Paris met fin au contrat Autolib, Bolloré va contester

Paris met fin au contrat Autolib, Bolloré va contester
Véhicule Autolib' à côté de la Tour Eiffel durant un tour de présentation.

Boursier.com, publié le jeudi 21 juin 2018 à 18h19

La décision était attendue... Le Syndicat Autolib' Vélib' métropole (SAVM) a voté jeudi la fin du contrat avec le groupe Bolloré. Les élus de la centaine de communes adhérentes du syndicat se sont prononcés en faveur d'une résiliation anticipée avant la fin en 2023, lors d'un conseil présidé par Catherine Baratti-Elbaz. Cette décision doit entraîner l'arrêt du service de voitures électriques en libre-service à Paris dans les prochains jours.

Le service Autolib' ne sera "ni repris en régie par le syndicat, ni confié par convention de délégation de service public à un autre délégataire", précise la délibération du SAVM.

Bolloré conteste

Mais l'affaire ne devrait pas en rester là, puisque Bolloré va contester la décision. "On va continuer à se battre, n'écoutez surtout pas les balivernes du syndicat, sachez que nous irons au tribunal administratif et que nous obtiendrons beaucoup d'argent, je pense que c'est comme ça que ça va se terminer", a déclaré à la presse Gilles Alix, président d'Autolib' SAS, à l'issue du conseil syndical.

De leur côté, les élus pensent déjà à la prochaine étape. Ils étudient la mise en place de nouveaux services d'autopartage à l'échelle du Grand Paris, notamment des offres en "free floating" - sans espace dédié pour prendre ou ramener un véhicule - portées à 100% par des acteurs privés.
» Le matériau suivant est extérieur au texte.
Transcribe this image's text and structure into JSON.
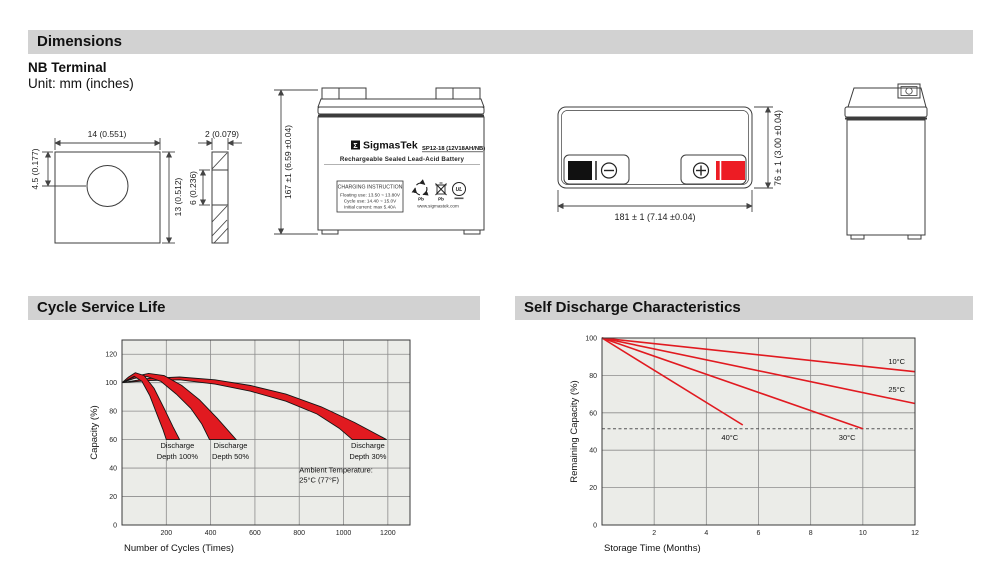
{
  "sections": {
    "dimensions": {
      "title": "Dimensions"
    },
    "terminal": {
      "heading": "NB Terminal",
      "unit_note": "Unit: mm (inches)"
    },
    "cycle_life": {
      "title": "Cycle Service Life"
    },
    "self_discharge": {
      "title": "Self Discharge Characteristics"
    }
  },
  "drawings": {
    "terminal_front": {
      "width": "14 (0.551)",
      "hole_offset": "4.5 (0.177)",
      "height": "13 (0.512)"
    },
    "terminal_side": {
      "thickness": "2 (0.079)",
      "slot_height": "6 (0.236)"
    },
    "battery_front": {
      "height_dim": "167 ±1 (6.59 ±0.04)",
      "brand": "SigmasTek",
      "brand_glyph": "Σ",
      "model": "SP12-18 (12V18AH/NB)",
      "subtitle": "Rechargeable Sealed Lead-Acid Battery",
      "charging_title": "CHARGING INSTRUCTION",
      "charging_line1": "Floating use: 13.50 ~ 13.80V",
      "charging_line2": "Cycle use: 14.40 ~ 15.0V",
      "charging_line3": "Initial current: max 5.40A",
      "pb_recycle": "Pb",
      "pb_trash": "Pb",
      "ul_text": "UL",
      "website": "www.sigmastek.com"
    },
    "battery_top": {
      "width_dim": "181 ± 1 (7.14 ±0.04)",
      "depth_dim": "76 ± 1 (3.00 ±0.04)"
    }
  },
  "colors": {
    "accent_red": "#e11a20",
    "terminal_red": "#ed1c24",
    "header_bar": "#d2d2d2"
  },
  "chart_data": [
    {
      "type": "area",
      "title": "Cycle Service Life",
      "xlabel": "Number of Cycles (Times)",
      "ylabel": "Capacity (%)",
      "xlim": [
        0,
        1300
      ],
      "ylim": [
        0,
        130
      ],
      "x_ticks": [
        200,
        400,
        600,
        800,
        1000,
        1200
      ],
      "y_ticks": [
        0,
        20,
        40,
        60,
        80,
        100,
        120
      ],
      "grid": true,
      "band_color": "#e11a20",
      "bands": [
        {
          "name": "Discharge Depth 30%",
          "upper": [
            [
              0,
              100
            ],
            [
              120,
              103
            ],
            [
              260,
              104
            ],
            [
              420,
              102
            ],
            [
              580,
              98
            ],
            [
              740,
              92
            ],
            [
              900,
              83
            ],
            [
              1050,
              72
            ],
            [
              1195,
              60
            ]
          ],
          "lower": [
            [
              0,
              100
            ],
            [
              120,
              101.5
            ],
            [
              260,
              102
            ],
            [
              420,
              99
            ],
            [
              580,
              94
            ],
            [
              740,
              87
            ],
            [
              880,
              78
            ],
            [
              980,
              68
            ],
            [
              1040,
              60
            ]
          ]
        },
        {
          "name": "Discharge Depth 50%",
          "upper": [
            [
              0,
              100
            ],
            [
              60,
              104.5
            ],
            [
              120,
              106.5
            ],
            [
              190,
              105
            ],
            [
              270,
              98
            ],
            [
              350,
              88
            ],
            [
              430,
              75
            ],
            [
              515,
              60
            ]
          ],
          "lower": [
            [
              0,
              100
            ],
            [
              55,
              103
            ],
            [
              110,
              104.5
            ],
            [
              175,
              101
            ],
            [
              245,
              92
            ],
            [
              310,
              82
            ],
            [
              360,
              71
            ],
            [
              395,
              60
            ]
          ]
        },
        {
          "name": "Discharge Depth 100%",
          "upper": [
            [
              0,
              100
            ],
            [
              30,
              104
            ],
            [
              60,
              107
            ],
            [
              100,
              105
            ],
            [
              145,
              96
            ],
            [
              190,
              82
            ],
            [
              230,
              69
            ],
            [
              260,
              60
            ]
          ],
          "lower": [
            [
              0,
              100
            ],
            [
              25,
              102
            ],
            [
              55,
              104.5
            ],
            [
              90,
              101
            ],
            [
              125,
              91
            ],
            [
              160,
              77
            ],
            [
              185,
              67
            ],
            [
              200,
              60
            ]
          ]
        }
      ],
      "annotations": [
        {
          "text": "Discharge",
          "x": 250,
          "y": 54
        },
        {
          "text": "Depth 100%",
          "x": 250,
          "y": 46.5
        },
        {
          "text": "Discharge",
          "x": 490,
          "y": 54
        },
        {
          "text": "Depth 50%",
          "x": 490,
          "y": 46.5
        },
        {
          "text": "Discharge",
          "x": 1110,
          "y": 54
        },
        {
          "text": "Depth 30%",
          "x": 1110,
          "y": 46.5
        },
        {
          "text": "Ambient Temperature:",
          "x": 800,
          "y": 37,
          "align": "left"
        },
        {
          "text": "25°C (77°F)",
          "x": 800,
          "y": 30,
          "align": "left"
        }
      ]
    },
    {
      "type": "line",
      "title": "Self Discharge Characteristics",
      "xlabel": "Storage Time (Months)",
      "ylabel": "Remaining Capacity (%)",
      "xlim": [
        0,
        12
      ],
      "ylim": [
        0,
        100
      ],
      "x_ticks": [
        2,
        4,
        6,
        8,
        10,
        12
      ],
      "y_ticks": [
        0,
        20,
        40,
        60,
        80,
        100
      ],
      "grid": true,
      "line_color": "#e11a20",
      "dashed_line_y": 51.5,
      "series": [
        {
          "name": "10°C",
          "points": [
            [
              0,
              100
            ],
            [
              12,
              82
            ]
          ],
          "label_x": 11.3,
          "label_y": 86
        },
        {
          "name": "25°C",
          "points": [
            [
              0,
              100
            ],
            [
              12,
              65
            ]
          ],
          "label_x": 11.3,
          "label_y": 71
        },
        {
          "name": "30°C",
          "points": [
            [
              0,
              100
            ],
            [
              10,
              51.5
            ]
          ],
          "label_x": 9.4,
          "label_y": 45.5
        },
        {
          "name": "40°C",
          "points": [
            [
              0,
              100
            ],
            [
              5.4,
              53.5
            ]
          ],
          "label_x": 4.9,
          "label_y": 45.5
        }
      ]
    }
  ]
}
Lancé en 2011, le service Autolib', qui compte près de 150.000 abonnés actifs, a vu sa trajectoire financière dérailler au fil de problèmes dans la gestion du parc de voitures, d'un nombre de locations insuffisant et de l'émergence de moyens de transports alternatifs, dont les services de VTC comme Uber. Pour éponger le déficit, le groupe Bolloré demande à Paris et aux communes de banlieue 233 millions d'euros sur environ 293 millions d'euros de pertes attendues d'ici 2023 - ce chiffre est contesté par le syndicat mixte.
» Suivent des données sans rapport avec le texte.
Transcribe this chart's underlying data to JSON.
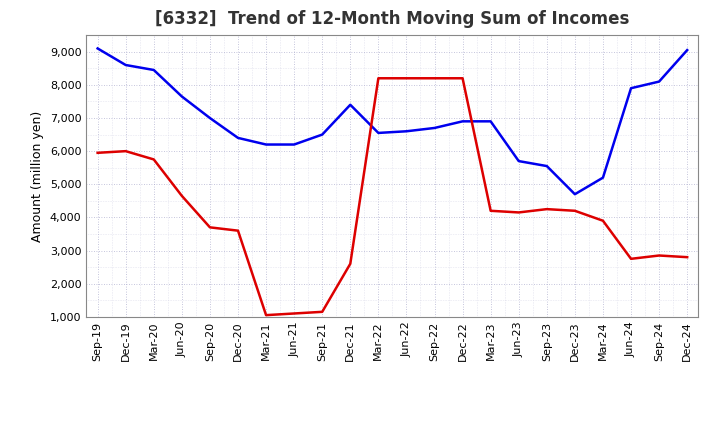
{
  "title": "[6332]  Trend of 12-Month Moving Sum of Incomes",
  "ylabel": "Amount (million yen)",
  "ylim": [
    1000,
    9500
  ],
  "yticks": [
    1000,
    2000,
    3000,
    4000,
    5000,
    6000,
    7000,
    8000,
    9000
  ],
  "x_labels": [
    "Sep-19",
    "Dec-19",
    "Mar-20",
    "Jun-20",
    "Sep-20",
    "Dec-20",
    "Mar-21",
    "Jun-21",
    "Sep-21",
    "Dec-21",
    "Mar-22",
    "Jun-22",
    "Sep-22",
    "Dec-22",
    "Mar-23",
    "Jun-23",
    "Sep-23",
    "Dec-23",
    "Mar-24",
    "Jun-24",
    "Sep-24",
    "Dec-24"
  ],
  "ordinary_income": [
    9100,
    8600,
    8450,
    7650,
    7000,
    6400,
    6200,
    6200,
    6500,
    7400,
    6550,
    6600,
    6700,
    6900,
    6900,
    5700,
    5550,
    4700,
    5200,
    7900,
    8100,
    9050
  ],
  "net_income": [
    5950,
    6000,
    5750,
    4650,
    3700,
    3600,
    1050,
    1100,
    1150,
    2600,
    8200,
    8200,
    8200,
    8200,
    4200,
    4150,
    4250,
    4200,
    3900,
    2750,
    2850,
    2800
  ],
  "ordinary_color": "#0000EE",
  "net_color": "#DD0000",
  "line_width": 1.8,
  "bg_color": "#FFFFFF",
  "plot_bg_color": "#FFFFFF",
  "grid_color": "#AAAACC",
  "title_fontsize": 12,
  "label_fontsize": 9,
  "tick_fontsize": 8,
  "legend_fontsize": 9
}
Les élus ont entériné jeudi la proposition du syndicat de "refuser de procéder au versement de la compensation financière demandée par le délégataire". La présidente du syndicat a estimé à "moins de 100 millions d'euros" le coût de la résiliation, qui comprendra notamment le rachat des bornes sans logiciel au groupe Bolloré à hauteur de 15 millions d'euros.

Et les salariés ?

Le SAVM s'inquiète aussi du volet de l'emploi. Il demande au groupe Bolloré de "veiller à ce que les 254 salariés de la SA Autolib', dont il a l'entière responsabilité, soient reclassés rapidement dans d'autres filiales du groupe". Ces derniers se sont réunis jeudi devant la mairie du 12e arrondissement où avait lieu le conseil syndical pour protester contre l'arrêt brutal du service.